Aroma kamboja seketika menyapa keduanya begitu memasuki pemakaman. Deretan nisan yang berjejer seakan menjadi pengingat, jika di sini lah akhir dari kisah hidup kita.
Indira melangkah perlahan dengan menggenggam erat lengan Uti. Sementara tangan kanannya menenteng sebuah kotak. Mereka berjalan menuju area pojok belakang makam.
Saat melihat nisan hitam itu, kaki Indira bergetar. Begitu juga tangannya yang mendadak termor.

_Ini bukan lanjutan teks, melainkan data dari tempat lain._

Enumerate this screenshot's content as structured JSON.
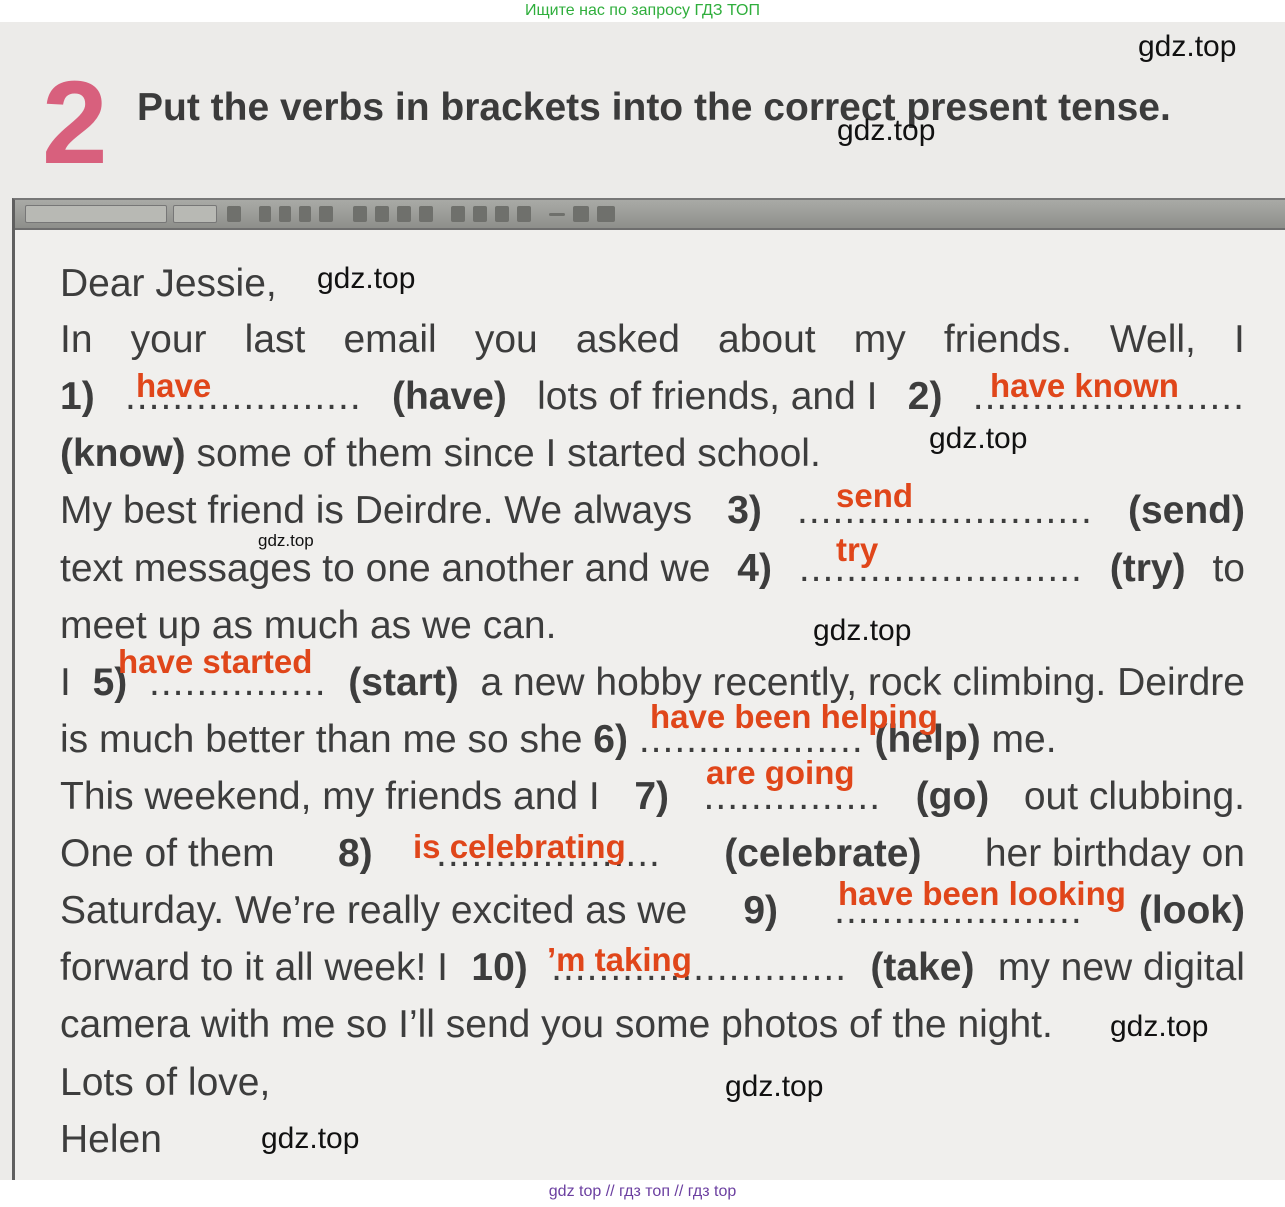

Berkali-kali perempuan dengan terusan hitam selutut itu berhenti hanya untuk menarik napas dalam. Matanya terpejam untuk beberapa detik saat bayangan itu kembali hadir.
“Ra, kamu pasti bisa. Ayo, dikit lagi. Janu udah nungguin kamu.”
Bisikan Uti menyadarkan Indira jika dirinya tidak sendirian. Dia mengangguk dan kembali berjalan dengan wajah menatap lurus ke depan. Dadanya berdebar dengan deru napas yang kian memburu begitu nisan itu semakin dekat.
“Ra, ayo.”
Indira melangkah sangat pelan. Begitu tiba di depan makam Janu, tubuhnya lemas. Dia terhempas ke tanah dan hampir menjatuhkan kotak di tangan. Dengan sigap, Uti memegang tubuh Indira dan menahannya agar tidak ambruk ke belakang.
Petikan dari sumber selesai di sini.